Abstract:
AIM To investigate whether mammalian STE20-like kinase 1 (Mst1) knockout can reduce high-fat diet induced cardiomyocyte mitochondrial dynamics disorder and elucidate the underlying mechanism.
METHODS C57BL/6 mice (WT) and Mst1 gene knockout mice (Mst1-/-)(C57BL/6 background) were randomly divided into a normal diet (ND) group and a high-fat diet (HFD) group. After feeding for 16 weeks, each group was measured for body weight, heart weight/tibial length and fasting blood lipid levels. Echocardiography was used to assess cardiac function, HE staining and transmission electron microscopy were used to observe myocardial hypertrophy and mitochondrial morphology, myocardial citrate synthase (CS) activity and ATP content were tested to evaluate mitochondrial function, and expression level of mitochondrial dynamics-related proteins was detected by western blot.

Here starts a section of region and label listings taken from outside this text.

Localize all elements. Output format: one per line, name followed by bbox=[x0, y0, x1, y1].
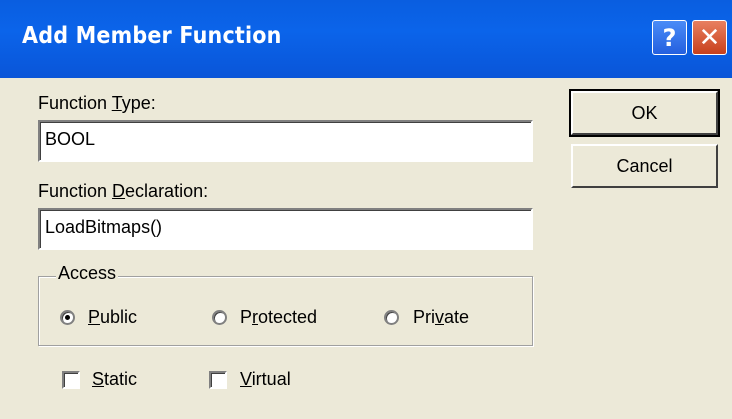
virtual-checkbox[interactable] bbox=[209, 371, 227, 389]
add-member-function-dialog: Add Member Function ? ✕ Function Type: B… bbox=[0, 0, 732, 419]
protected-radio[interactable] bbox=[212, 310, 227, 325]
close-icon: ✕ bbox=[698, 22, 721, 53]
private-label[interactable]: Private bbox=[413, 307, 469, 328]
function-declaration-label: Function Declaration: bbox=[38, 181, 209, 201]
cancel-button[interactable]: Cancel bbox=[571, 144, 718, 188]
function-type-label: Function Type: bbox=[38, 93, 156, 113]
ok-button[interactable]: OK bbox=[569, 89, 720, 137]
function-declaration-input[interactable]: LoadBitmaps() bbox=[38, 208, 533, 250]
radio-selected-dot bbox=[65, 315, 70, 320]
virtual-label[interactable]: Virtual bbox=[240, 369, 291, 390]
static-label[interactable]: Static bbox=[92, 369, 137, 390]
public-label[interactable]: Public bbox=[88, 307, 137, 328]
title-bar[interactable]: Add Member Function ? ✕ bbox=[0, 0, 732, 78]
dialog-body: Function Type: BOOL Function Declaration… bbox=[0, 78, 732, 419]
access-caption: Access bbox=[56, 263, 119, 284]
dialog-title: Add Member Function bbox=[22, 23, 282, 49]
help-button[interactable]: ? bbox=[652, 20, 687, 55]
help-icon: ? bbox=[662, 23, 677, 52]
public-radio[interactable] bbox=[60, 310, 75, 325]
function-type-input[interactable]: BOOL bbox=[38, 120, 533, 162]
static-checkbox[interactable] bbox=[62, 371, 80, 389]
private-radio[interactable] bbox=[384, 310, 399, 325]
protected-label[interactable]: Protected bbox=[240, 307, 317, 328]
close-button[interactable]: ✕ bbox=[692, 20, 727, 55]
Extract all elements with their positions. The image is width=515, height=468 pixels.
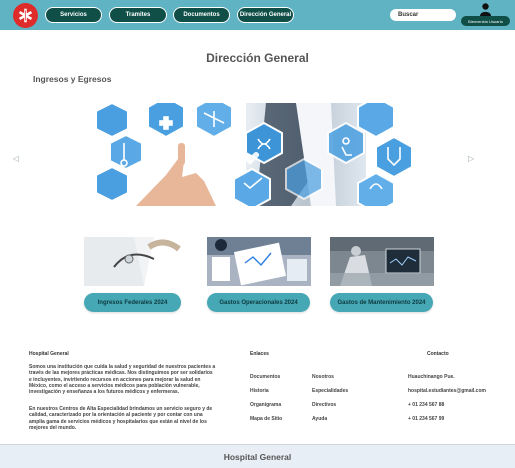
footer-link-directivos[interactable]: Directivos (312, 402, 336, 408)
carousel-prev-icon[interactable]: ◁ (13, 154, 19, 163)
footer-about-title: Hospital General (29, 351, 69, 357)
footer-about-paragraph-1: Somos una institución que cuida la salud… (29, 364, 215, 395)
footer-text-line: investigación y enseñanza a los futuros … (29, 389, 180, 396)
search-input[interactable]: Buscar (390, 9, 456, 21)
card-image-mantenimiento[interactable] (330, 237, 434, 286)
footer-text-line: e incluyentes, invirtiendo recursos en a… (29, 376, 201, 383)
section-title: Ingresos y Egresos (33, 74, 112, 84)
ingresos-federales-button[interactable]: Ingresos Federales 2024 (84, 293, 181, 312)
nav-tramites-button[interactable]: Tramites (109, 7, 167, 23)
footer-link-especialidades[interactable]: Especialidades (312, 388, 348, 394)
footer-text-line: calidad, caracterizado por la orientació… (29, 412, 203, 419)
footer-link-historia[interactable]: Historia (250, 388, 269, 394)
footer-contact-email[interactable]: hospital.estudiantes@gmail.com (408, 388, 486, 394)
card-image-operacionales[interactable] (207, 237, 311, 286)
footer-link-mapa-de-sitio[interactable]: Mapa de Sitio (250, 416, 282, 422)
footer-link-nosotros[interactable]: Nosotros (312, 374, 334, 380)
footer-contact-title: Contacto (427, 351, 449, 357)
medical-star-logo-icon[interactable] (13, 3, 38, 28)
footer-text-line: amplia gama de servicios médicos y hospi… (29, 418, 207, 425)
footer-text-line: mejores del mundo. (29, 424, 77, 431)
carousel-banner-image (96, 103, 419, 206)
nav-servicios-button[interactable]: Servicios (45, 7, 102, 23)
footer-link-documentos[interactable]: Documentos (250, 374, 280, 380)
nav-documentos-button[interactable]: Documentos (173, 7, 230, 23)
carousel-next-icon[interactable]: ▷ (468, 154, 474, 163)
top-navbar: Servicios Tramites Documentos Dirección … (0, 0, 515, 30)
footer-links-title: Enlaces (250, 351, 269, 357)
footer-link-ayuda[interactable]: Ayuda (312, 416, 327, 422)
footer-about-paragraph-2: En nuestros Centros de Alta Especialidad… (29, 406, 212, 431)
gastos-mantenimiento-button[interactable]: Gastos de Mantenimiento 2024 (330, 293, 433, 312)
nav-direccion-general-button[interactable]: Dirección General (237, 7, 294, 23)
user-menu[interactable]: Bienvenido Usuario (461, 3, 510, 27)
gastos-operacionales-button[interactable]: Gastos Operacionales 2024 (207, 293, 310, 312)
footer-text-line: través de las mejores prácticas médicas.… (29, 370, 213, 377)
card-image-ingresos[interactable] (84, 237, 188, 286)
user-icon (480, 3, 491, 16)
footer-link-organigrama[interactable]: Organigrama (250, 402, 281, 408)
footer-bottom-title: Hospital General (0, 444, 515, 468)
footer-contact-phone-2[interactable]: + 01 234 567 99 (408, 416, 444, 422)
footer-contact-address: Huauchinango Pue. (408, 374, 455, 380)
page-title: Dirección General (206, 51, 309, 65)
user-greeting: Bienvenido Usuario (461, 16, 510, 26)
footer-contact-phone-1[interactable]: + 01 234 567 88 (408, 402, 444, 408)
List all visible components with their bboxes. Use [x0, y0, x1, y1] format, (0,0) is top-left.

RESULTS Compared with the ND+WT group, mice in the HFD+WT group developed obesity, hyperlipidemia, myocardial hypertrophy and cardiac diastolic dysfunction. At the same time, mitochondrial fission increased and morphology was significantly impaired. Myocardial CS activity and ATP content decreased, and the expression of mitochondrial fission proteins Drp1 and Fis1 was significantly upregulated (P<0.05), and the expression of fusion protein Mfn2 was significantly downregulated (P<0.05); compared with the HFD+WT group, high-fat damage to the heart diastolic function, mitochondrial morphology and function of the HFD+Mst1-/- group was significantly reduced, Drp1 expression was significantly downregulated (P<0.05), Mfn2 expression was significantly upregulated (P<0.05).
CONCLUSION Mst1 knockout can inhibit mitochondrial fission and promote mitochondrial fusion to maintain mitochondrial dynamic stability, thereby reducing lipotoxicity-related myocardial damage.